Coverage by the Guaranty Association is also subject to other substantial limitations and exclusions and requires continued residency in Minnesota. If your claim exceeds the Guaranty Association’s limits, you may still recover a part or all of that amount from the proceeds of the liquidation of the insolvent insurer, if any exist. Funds to pay claims may not be immediately available. The Guaranty Association assesses insurers licensed to sell life and health insurance in Minnesota after the insolvency occurs.
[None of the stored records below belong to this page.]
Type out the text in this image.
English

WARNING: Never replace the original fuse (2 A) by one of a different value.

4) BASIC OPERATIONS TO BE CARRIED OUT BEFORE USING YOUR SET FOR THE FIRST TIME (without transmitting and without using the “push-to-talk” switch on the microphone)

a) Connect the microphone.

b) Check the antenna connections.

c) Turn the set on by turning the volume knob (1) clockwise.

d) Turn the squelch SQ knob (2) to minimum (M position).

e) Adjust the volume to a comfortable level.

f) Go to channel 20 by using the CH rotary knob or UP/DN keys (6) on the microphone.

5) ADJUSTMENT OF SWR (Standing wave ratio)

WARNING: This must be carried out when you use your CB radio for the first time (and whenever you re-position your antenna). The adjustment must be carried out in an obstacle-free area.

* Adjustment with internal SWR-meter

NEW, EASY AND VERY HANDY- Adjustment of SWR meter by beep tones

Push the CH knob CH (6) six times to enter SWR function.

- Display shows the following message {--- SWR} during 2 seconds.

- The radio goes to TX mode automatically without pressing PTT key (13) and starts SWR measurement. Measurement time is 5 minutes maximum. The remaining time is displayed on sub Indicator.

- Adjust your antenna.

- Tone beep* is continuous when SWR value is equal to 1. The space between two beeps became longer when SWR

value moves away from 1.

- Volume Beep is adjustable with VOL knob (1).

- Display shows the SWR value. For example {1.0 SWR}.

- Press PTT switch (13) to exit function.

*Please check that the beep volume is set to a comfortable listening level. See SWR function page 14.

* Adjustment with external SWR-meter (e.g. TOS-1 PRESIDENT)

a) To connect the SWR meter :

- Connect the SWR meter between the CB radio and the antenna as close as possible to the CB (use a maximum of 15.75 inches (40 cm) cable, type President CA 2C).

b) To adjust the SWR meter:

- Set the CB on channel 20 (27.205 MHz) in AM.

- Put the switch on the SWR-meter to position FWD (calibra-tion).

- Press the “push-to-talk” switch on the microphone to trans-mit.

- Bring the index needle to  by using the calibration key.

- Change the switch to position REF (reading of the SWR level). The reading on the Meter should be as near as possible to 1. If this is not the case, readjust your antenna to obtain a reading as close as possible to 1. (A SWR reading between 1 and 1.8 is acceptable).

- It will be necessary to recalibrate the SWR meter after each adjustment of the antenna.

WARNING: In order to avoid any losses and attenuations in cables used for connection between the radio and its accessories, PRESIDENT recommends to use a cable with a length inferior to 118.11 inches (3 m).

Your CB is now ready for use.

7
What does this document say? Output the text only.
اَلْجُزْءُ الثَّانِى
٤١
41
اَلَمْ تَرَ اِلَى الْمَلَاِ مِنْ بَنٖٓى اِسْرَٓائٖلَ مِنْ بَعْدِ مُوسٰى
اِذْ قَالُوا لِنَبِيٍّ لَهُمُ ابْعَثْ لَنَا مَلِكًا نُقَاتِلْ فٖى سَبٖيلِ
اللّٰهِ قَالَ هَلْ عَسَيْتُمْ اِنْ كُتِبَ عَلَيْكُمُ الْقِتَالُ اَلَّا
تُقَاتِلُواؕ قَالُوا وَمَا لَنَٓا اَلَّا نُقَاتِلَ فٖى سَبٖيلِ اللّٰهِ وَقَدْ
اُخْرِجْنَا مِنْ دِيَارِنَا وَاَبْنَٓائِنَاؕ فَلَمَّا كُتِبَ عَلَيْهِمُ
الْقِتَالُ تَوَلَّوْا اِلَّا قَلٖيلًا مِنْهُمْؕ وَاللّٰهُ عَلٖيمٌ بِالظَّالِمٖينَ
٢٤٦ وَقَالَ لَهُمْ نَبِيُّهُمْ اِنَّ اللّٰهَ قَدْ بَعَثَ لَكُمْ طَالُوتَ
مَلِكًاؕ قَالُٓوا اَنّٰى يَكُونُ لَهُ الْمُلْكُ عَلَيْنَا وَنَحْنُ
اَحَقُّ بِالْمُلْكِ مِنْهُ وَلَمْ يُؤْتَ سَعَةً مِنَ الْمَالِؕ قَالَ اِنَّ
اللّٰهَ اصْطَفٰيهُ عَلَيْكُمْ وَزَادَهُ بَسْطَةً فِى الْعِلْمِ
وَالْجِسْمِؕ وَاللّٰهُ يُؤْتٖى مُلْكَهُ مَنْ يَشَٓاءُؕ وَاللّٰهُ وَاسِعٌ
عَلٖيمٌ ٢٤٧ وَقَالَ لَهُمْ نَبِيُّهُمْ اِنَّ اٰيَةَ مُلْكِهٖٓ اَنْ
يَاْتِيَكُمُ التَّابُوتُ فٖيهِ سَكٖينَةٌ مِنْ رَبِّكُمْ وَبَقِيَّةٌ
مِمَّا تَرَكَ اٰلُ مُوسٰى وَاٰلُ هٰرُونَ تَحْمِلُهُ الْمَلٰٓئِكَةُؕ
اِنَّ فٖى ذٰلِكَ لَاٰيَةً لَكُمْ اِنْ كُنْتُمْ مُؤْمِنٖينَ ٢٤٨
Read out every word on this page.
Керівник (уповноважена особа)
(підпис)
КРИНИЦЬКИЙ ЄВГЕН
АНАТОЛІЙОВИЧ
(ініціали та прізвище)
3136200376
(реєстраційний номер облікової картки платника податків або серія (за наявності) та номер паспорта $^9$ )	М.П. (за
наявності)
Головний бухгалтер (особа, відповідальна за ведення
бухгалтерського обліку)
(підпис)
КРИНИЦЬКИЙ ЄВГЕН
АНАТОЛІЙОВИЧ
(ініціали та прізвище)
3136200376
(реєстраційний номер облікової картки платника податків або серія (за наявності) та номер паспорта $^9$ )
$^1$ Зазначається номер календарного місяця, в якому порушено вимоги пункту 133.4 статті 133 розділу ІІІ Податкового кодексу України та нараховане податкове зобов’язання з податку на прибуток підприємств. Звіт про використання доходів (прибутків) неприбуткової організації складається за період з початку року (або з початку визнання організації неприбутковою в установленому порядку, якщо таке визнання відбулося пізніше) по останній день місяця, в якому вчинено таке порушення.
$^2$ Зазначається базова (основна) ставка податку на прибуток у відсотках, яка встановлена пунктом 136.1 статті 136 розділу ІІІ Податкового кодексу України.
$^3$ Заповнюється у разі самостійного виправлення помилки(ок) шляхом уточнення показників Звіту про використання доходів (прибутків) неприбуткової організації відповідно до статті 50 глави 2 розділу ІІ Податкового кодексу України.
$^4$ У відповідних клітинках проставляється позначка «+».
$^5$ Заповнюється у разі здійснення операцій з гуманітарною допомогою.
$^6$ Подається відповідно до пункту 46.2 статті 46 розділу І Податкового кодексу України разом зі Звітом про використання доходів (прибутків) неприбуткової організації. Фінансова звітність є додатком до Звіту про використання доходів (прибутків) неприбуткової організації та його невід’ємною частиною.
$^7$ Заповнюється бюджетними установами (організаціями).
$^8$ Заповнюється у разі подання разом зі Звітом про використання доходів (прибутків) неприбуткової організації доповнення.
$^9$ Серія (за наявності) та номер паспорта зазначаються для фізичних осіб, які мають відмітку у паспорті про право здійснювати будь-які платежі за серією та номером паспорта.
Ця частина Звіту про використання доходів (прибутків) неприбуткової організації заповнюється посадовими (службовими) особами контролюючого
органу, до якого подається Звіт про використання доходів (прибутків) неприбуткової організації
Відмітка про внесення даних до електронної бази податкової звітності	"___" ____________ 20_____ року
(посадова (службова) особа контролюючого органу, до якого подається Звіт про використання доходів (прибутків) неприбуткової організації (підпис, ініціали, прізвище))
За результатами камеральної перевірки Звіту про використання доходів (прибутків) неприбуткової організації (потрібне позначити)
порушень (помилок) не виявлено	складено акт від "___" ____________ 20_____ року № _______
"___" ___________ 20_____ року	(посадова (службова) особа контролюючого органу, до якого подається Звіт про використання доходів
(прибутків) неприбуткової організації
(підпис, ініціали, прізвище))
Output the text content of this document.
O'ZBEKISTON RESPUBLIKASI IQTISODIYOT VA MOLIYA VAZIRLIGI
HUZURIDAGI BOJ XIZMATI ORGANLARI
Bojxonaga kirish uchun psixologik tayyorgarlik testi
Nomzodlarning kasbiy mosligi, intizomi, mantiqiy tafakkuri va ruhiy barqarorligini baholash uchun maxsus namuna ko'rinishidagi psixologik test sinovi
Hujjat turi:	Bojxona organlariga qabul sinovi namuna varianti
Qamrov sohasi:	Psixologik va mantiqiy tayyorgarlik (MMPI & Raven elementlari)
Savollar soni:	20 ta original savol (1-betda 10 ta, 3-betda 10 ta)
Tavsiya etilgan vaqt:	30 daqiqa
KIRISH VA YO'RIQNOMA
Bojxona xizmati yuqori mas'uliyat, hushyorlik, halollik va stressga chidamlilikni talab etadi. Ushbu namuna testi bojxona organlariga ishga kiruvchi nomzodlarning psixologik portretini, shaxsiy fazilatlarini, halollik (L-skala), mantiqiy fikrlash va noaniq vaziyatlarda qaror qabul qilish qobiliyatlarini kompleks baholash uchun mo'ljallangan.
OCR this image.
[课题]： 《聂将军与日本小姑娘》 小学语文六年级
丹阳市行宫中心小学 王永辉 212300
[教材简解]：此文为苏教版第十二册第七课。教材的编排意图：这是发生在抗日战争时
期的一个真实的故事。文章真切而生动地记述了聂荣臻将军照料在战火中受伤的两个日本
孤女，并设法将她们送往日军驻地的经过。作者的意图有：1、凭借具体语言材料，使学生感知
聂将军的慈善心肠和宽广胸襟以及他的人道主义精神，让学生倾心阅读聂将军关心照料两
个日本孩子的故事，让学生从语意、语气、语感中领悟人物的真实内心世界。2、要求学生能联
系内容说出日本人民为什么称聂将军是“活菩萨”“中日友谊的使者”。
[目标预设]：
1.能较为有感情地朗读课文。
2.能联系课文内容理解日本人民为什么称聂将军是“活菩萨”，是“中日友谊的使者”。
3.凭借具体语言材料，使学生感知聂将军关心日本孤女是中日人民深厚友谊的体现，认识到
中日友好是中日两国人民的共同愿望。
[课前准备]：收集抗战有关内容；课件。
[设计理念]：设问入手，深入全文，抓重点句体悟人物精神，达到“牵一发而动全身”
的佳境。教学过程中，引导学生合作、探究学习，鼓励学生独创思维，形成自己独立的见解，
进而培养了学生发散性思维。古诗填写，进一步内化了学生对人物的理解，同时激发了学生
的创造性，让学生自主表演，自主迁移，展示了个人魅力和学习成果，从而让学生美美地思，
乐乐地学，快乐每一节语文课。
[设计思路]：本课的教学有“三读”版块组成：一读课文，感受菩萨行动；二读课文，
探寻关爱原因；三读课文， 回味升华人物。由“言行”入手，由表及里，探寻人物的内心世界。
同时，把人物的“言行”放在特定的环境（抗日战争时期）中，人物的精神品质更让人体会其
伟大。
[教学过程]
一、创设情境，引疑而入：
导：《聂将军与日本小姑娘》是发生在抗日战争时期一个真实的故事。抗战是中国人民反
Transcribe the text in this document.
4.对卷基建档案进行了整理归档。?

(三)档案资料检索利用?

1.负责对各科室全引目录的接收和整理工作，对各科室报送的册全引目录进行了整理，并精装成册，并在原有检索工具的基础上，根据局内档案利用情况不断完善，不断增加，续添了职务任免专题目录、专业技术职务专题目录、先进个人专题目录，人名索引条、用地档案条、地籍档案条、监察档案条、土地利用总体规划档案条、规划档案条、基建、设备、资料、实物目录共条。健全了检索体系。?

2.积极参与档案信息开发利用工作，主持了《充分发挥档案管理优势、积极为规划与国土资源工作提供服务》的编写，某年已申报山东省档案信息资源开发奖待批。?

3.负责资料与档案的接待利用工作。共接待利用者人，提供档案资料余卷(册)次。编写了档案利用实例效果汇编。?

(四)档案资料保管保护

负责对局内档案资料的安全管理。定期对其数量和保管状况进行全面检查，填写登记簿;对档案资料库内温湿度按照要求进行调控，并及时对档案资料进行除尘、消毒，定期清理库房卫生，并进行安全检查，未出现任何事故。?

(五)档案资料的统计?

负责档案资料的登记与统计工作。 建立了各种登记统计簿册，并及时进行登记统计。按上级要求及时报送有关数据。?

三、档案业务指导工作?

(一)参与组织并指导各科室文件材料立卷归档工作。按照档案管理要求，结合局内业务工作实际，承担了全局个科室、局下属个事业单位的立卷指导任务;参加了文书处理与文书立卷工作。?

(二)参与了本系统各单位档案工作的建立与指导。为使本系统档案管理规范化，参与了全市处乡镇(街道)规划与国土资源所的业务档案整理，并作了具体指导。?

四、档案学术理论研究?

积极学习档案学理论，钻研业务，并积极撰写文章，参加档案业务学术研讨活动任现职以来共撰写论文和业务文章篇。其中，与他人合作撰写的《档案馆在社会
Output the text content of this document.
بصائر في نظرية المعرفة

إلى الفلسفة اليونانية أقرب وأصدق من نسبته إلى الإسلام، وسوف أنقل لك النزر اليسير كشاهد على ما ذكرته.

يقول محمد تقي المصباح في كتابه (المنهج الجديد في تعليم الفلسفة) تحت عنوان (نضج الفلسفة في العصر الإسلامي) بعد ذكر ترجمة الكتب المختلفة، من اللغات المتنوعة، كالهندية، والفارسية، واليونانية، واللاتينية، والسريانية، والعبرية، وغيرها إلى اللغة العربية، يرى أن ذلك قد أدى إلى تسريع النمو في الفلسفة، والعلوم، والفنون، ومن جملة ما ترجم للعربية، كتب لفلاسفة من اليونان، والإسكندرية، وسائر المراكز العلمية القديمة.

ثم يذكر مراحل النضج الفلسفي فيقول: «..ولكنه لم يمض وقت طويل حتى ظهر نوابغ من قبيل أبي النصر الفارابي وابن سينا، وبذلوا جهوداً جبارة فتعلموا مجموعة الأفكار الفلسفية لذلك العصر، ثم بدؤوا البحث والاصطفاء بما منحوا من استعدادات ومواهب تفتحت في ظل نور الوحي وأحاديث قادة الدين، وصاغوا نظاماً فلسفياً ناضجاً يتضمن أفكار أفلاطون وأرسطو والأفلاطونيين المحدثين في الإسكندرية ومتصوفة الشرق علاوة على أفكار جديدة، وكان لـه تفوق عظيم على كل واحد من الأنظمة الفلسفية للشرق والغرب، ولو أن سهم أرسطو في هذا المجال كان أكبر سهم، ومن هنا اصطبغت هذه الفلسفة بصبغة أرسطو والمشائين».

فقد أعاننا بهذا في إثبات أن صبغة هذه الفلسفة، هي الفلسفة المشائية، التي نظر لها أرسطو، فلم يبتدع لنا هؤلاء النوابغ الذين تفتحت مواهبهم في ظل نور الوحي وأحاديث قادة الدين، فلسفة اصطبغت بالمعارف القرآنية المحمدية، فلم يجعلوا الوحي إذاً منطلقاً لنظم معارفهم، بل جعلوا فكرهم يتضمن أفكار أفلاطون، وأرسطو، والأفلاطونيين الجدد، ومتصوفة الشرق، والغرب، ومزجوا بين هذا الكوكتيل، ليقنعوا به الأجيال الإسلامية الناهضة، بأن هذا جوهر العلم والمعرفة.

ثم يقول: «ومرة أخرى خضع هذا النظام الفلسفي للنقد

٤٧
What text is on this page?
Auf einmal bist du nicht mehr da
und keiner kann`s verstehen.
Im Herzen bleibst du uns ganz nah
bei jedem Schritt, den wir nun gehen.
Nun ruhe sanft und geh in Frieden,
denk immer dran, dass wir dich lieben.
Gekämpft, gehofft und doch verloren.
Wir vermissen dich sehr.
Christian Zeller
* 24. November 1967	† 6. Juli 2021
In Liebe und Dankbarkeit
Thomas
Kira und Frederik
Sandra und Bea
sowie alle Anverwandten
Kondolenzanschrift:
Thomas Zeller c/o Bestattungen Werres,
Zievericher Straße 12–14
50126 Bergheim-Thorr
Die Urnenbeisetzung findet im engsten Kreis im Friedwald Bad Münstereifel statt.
Claims are paid from this assessment.

THE COVERAGE PROVIDED BY THE GUARANTY ASSOCIATION IS NOT A SUBSTITUTE FOR USING CARE IN SELECTING INSURANCE COMPANIES THAT ARE WELL MANAGED AND FINANCIALLY STABLE. IN SELECTING AN INSURANCE COMPANY OR POLICY, YOU SHOULD NOT RELY ON COVERAGE BY THE GUARANTY ASSOCIATION.

THIS NOTICE IS REQUIRED BY MINNESOTA STATE LAW TO ADVISE POLICYHOLDERS OF LIFE, ANNUITY OR HEALTH INSURANCE POLICIES OF THEIR RIGHTS IN THE EVENT THEIR INSURANCE CARRIER BECOMES FINANCIALLY INSOLVENT. THIS NOTICE IN NO WAY IMPLIES THAT THE COMPANY CURRENTLY HAS ANY TYPE OF FINANCIAL PROBLEMS. ALL LIFE, ANNUITY AND HEALTH INSURANCE POLICIES ARE REQUIRED TO PROVIDE THIS NOTICE.